"salondan" - Translation from Turkish to Arabic

    • القاعة
        
    • الصالة
        
    • الصالون
        
    • كنت تظن أنني
        
    Tutuklanmayacaklarını biliyorlar, ve bu konferanstan sonra salondan çıktığınızda, hiçbirinizin gizli polisler dışarda bekleyecek ve sizi tutuklayacaklar diye korkmanıza gerek yok. TED لا يخافون الاعتقال، وإن غادرت القاعة بعد هذا المؤتمر، لا يجب أن يخاف أحد أن الشرطة السرية واقفة وستعتقلك.
    Eski masallar Thor'un bizi savunmak... ..için güçlerini yerleştirdiği... ..bir salondan bahseder. Open Subtitles القدماء دائما أخبرونا عن تلك القاعة . . التى وضع بها ثور كل القوة التى يساعدنا بها . لكى يدافع عنا و يحمينا..
    Tehlike; ya yumruk at, ya da bu salondan defol. Open Subtitles الكم لكمة واحدة يا دانجر واخرج فوراً من هذه الصالة
    Bayan De Bellefort'un salondan çıkmadan önce silahı almadığından emin misiniz?
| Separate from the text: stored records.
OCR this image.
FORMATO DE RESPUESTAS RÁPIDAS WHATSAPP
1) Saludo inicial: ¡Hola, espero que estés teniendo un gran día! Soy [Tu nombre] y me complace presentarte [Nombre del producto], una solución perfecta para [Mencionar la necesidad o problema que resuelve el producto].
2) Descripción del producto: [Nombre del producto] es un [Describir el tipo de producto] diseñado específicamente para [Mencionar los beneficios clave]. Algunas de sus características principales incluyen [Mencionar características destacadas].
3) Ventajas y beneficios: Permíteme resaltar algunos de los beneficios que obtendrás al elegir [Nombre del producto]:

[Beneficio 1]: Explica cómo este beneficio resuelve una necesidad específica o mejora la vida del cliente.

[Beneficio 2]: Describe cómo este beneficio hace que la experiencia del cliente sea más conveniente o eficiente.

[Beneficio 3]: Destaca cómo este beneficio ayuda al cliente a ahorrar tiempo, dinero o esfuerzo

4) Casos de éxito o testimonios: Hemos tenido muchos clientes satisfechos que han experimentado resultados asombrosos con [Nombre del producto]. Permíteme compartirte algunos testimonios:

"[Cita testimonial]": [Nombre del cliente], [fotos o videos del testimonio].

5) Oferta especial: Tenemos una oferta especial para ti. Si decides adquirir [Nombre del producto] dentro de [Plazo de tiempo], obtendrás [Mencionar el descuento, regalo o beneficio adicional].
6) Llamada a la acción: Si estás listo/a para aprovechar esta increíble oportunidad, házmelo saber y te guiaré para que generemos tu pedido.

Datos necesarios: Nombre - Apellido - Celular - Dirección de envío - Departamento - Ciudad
Open Subtitles هل انت متأكدة ان الأنسة بيلافورد لم تأخذه معها قبل مغادرتكم الصالة ؟
    Madame Doyle salondan 11:45'ten önce ayrılmış. Open Subtitles أخبر نفسك أيها العقيد السيدة دويل غادرت الصالون قبل قليل من الساعة 11: 45
    Bay Doyle'u salondan taşımanızla silahı aramak için geri dönüşünüz arasında sizce ne kadar zaman geçmiştir? Open Subtitles متى كان ذلك، في تقديرك بين وقتك و الدكتور بسنر وقيام السيد دويل من الصالون
    Ülkenin en iyi doktorları bu salondan çıkıyor. Open Subtitles أن أفضل أطباء بلادنا درسوا في هذه القاعة
    Kimin yaptığını bulana kadar, kimse bu çok amaçlı salondan çıkamayacak. Open Subtitles إلى أن أكتشف الفاعل لن يغادر أحدكم هذه القاعة
    Bayan Kramer salondan çıkartıldıktan sonra petrol ihalesi sorunsuz devam etti. Open Subtitles بعد اخراج الأنسة كرايمر من القاعة استمرت المناقصات من دون أية حوادث أخرى
    salondan 28,000. 30,000. 35,000. Teşekkür ederim Bayım. Open Subtitles 35,000،30,000شكراً سيدي 40,000على الهاتف، 45,000 في القاعة
    Kiz da salondan bir yüz almadan önce hiç kimse olmaliydi. Open Subtitles مثل الفتاة كما كان يجب أن تكون قبل أن تأخذ وجه من القاعة
    Sonra bir daha bu salondan leş kokusu çıkmaz. Open Subtitles بعد ذلك، ستتشبع هذه القاعة برائحة الموت إلى الأبد.
    Öyle ki insanların aşık olacağı dahiyane bir film, anında bir dönüşle, salondan çıkarken kafalarını iğrenmiş bir halde sallamalarıyla son bulur. Open Subtitles خاتمة في فيلم عبقري ،يعشقها الجمهور تجعلهم ينقلبون علينا ويخرجون من الصالة
    Ondan daha büyük biri seni öğle yemeği niyetine yutmak için salondan çıkar. Open Subtitles احداً اكبر منها يدخل الصالة ويحاول تجهيزك على وقت الغداء
    Şimdi de daha hiç egzersiz yapmadan salondan ayrılıyor. Open Subtitles والآن هُو يُغادر الصالة الرياضيّة من دون التمرّن.
    Yaşanan tartışmadan önce salondan ayrılmadığınıza yemin edecek tanıklar vardı. Open Subtitles أنك لم تغادر الصالة قبل نشوب المشاجرة
    salondan bahsetmiyordum. Open Subtitles لم أكن أتحدّث عن الصالة الرياضيّة
    Bu kişinin, herkes gittikten sonra salondan silahı aldığını ve madame Doyle'u öldürerek suçu Jackie'ye atmak istediğini düşündüm. Open Subtitles أن هذا الشخص أخذ المسدس من هنا , بعد كل شخص غادر الصالون ويجب أن يكون استخدامه لقتل السيدة دويل
    Seni salondan buraya kadar izledim. Open Subtitles . لقد رأيتك هنا من خلال الصالون
    Herhangi bir sorun olursa ben seni salondan korurum. Open Subtitles -سأوفر لك الحماية من الصالون ؟
    Kendimi o salondan dışarı atmam lazımdı. Open Subtitles كان لابد أن أخرج من الصالون
    Böyle bir salondan beni çıkarırsanız, hata edersiniz. Open Subtitles إن كنت تظن أنني لن أدخل هنا، فأنت مخطأ.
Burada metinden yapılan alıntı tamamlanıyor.